Abstract: Compositional and recursive structure is commonly found in different modalities, including natural language sentences and scene images. I will introduce several recursive deep learning models that, unlike standard deep learning methods can learn compositional meaning vector representations for phrases, sentences and images. These recursive neural network based models obtain state-of-the-art performance on a variety of syntactic and semantic language tasks such as parsing, paraphrase detection, relation classification and sentiment analysis.

Besides the good performance, the models capture interesting phenomena in language such as compositionality. For instance the models learn different types of high level negation and how it can change the meaning of longer phrases with many positive words. They can learn that the sentiment following a “but” usually dominates that of phrases preceding the “but.”Furthermore, unlike many other machine learning approaches that rely on human designed feature sets, features are learned as part of the model.

Stephen Clark
University of Cambridge
Talk time: 2:00pm – 3:30pm

Title: A Mathematical Framework for a Compositional Distributional Model of Meaning

Abstract: In this talk I will describe a mathematical framework for a unification of the distributional theory of meaning in terms of vector space models, and a compositional theory for grammatical types (based on categorial grammar). A key idea is that the meanings of functional words, such as verbs and adjectives, will be represented using tensors of various types.

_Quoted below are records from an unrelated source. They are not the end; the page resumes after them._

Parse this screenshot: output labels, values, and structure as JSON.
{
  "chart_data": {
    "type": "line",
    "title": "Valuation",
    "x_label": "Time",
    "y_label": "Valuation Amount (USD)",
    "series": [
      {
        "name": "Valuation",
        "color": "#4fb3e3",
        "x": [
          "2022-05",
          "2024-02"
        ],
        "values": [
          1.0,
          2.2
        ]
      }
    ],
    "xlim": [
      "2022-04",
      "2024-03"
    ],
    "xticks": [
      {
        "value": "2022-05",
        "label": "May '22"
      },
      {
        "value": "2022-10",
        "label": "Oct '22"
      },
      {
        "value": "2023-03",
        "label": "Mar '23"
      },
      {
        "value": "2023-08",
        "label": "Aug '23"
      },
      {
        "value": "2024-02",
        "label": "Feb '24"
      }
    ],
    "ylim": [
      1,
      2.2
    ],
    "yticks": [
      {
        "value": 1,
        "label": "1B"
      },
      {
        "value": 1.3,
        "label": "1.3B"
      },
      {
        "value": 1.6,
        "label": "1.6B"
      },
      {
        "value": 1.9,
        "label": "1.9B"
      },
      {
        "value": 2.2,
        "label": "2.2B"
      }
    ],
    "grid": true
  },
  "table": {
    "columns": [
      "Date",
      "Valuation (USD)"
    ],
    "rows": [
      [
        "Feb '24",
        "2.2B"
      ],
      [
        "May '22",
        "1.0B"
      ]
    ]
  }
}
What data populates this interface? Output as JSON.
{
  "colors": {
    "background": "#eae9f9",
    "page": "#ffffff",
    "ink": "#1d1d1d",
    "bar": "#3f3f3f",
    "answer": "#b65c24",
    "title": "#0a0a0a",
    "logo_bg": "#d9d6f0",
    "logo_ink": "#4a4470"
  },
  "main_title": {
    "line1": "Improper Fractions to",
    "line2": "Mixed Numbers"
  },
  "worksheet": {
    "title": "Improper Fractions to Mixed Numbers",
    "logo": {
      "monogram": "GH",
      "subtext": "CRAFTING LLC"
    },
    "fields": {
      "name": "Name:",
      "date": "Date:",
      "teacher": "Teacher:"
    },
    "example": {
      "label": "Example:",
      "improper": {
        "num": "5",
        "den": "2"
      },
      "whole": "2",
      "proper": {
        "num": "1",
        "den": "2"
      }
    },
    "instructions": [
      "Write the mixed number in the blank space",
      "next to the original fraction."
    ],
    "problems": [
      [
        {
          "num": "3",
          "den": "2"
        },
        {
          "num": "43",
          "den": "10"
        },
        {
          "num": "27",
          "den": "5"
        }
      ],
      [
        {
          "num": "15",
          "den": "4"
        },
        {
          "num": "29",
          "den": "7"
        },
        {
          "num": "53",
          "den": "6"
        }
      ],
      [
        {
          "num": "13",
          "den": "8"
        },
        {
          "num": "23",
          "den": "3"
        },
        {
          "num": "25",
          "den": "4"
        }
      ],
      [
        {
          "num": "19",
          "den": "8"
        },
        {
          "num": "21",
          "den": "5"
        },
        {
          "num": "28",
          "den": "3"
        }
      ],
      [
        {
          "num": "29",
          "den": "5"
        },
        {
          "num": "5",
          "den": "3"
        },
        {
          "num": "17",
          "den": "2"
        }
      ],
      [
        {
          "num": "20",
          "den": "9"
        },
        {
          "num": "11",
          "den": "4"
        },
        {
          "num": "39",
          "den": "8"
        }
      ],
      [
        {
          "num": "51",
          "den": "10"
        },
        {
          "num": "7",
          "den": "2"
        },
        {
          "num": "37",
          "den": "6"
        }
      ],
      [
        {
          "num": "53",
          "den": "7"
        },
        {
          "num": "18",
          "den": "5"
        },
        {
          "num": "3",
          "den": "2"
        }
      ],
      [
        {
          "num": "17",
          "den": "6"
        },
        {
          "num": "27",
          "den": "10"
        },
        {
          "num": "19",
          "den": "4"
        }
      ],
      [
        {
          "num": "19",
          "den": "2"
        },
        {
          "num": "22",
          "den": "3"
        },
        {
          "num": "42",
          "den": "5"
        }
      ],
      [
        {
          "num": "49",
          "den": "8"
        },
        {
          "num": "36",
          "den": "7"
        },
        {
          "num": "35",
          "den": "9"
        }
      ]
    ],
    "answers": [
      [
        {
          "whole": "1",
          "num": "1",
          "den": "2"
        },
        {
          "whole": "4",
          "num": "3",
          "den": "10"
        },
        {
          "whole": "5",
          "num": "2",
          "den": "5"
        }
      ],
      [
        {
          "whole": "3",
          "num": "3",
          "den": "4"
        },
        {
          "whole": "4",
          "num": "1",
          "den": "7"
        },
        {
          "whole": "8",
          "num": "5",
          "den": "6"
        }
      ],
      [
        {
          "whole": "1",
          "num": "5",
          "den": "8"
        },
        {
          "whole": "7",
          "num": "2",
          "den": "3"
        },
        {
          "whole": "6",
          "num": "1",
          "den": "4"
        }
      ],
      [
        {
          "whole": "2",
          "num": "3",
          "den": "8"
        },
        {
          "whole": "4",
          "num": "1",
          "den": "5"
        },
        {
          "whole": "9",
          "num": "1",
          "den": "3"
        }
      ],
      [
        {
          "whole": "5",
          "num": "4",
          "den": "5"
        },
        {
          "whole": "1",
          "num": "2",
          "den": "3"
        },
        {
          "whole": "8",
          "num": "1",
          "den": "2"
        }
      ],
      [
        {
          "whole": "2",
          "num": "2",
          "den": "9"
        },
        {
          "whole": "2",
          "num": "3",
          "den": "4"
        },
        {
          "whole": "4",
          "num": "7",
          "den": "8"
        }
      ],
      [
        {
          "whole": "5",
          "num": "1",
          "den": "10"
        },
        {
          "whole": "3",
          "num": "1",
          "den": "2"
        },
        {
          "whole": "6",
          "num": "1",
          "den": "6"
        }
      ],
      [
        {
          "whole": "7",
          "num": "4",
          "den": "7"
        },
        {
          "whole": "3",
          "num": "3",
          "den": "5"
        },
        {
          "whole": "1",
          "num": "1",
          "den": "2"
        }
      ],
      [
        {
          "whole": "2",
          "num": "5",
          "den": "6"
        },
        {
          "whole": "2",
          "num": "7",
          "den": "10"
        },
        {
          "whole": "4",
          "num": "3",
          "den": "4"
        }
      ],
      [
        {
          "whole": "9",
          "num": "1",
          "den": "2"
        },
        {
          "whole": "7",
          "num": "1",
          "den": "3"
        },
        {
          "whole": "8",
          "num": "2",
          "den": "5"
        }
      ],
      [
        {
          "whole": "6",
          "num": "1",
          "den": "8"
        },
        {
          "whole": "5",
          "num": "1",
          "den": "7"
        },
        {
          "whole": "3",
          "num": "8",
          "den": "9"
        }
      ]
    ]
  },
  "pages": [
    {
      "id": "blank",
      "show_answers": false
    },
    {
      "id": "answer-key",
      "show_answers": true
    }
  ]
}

This mathematical framework enables us to compute the distributional meaning of a well-typed sentence from the distributional meanings of its constituents. Importantly, meanings of whole sentences live in a single space, independent of the grammatical structure of the sentence. Hence the inner-product can be used to compare meanings of arbitrary sentences, as it is for comparing the meanings of words in the distributional model.

There are two key questions that the framework leaves open: 1) what are the basis vectors of the sentence space? and 2) how can the values in the tensors be acquired? I will sketch some of the ideas we have for how to answer these questions.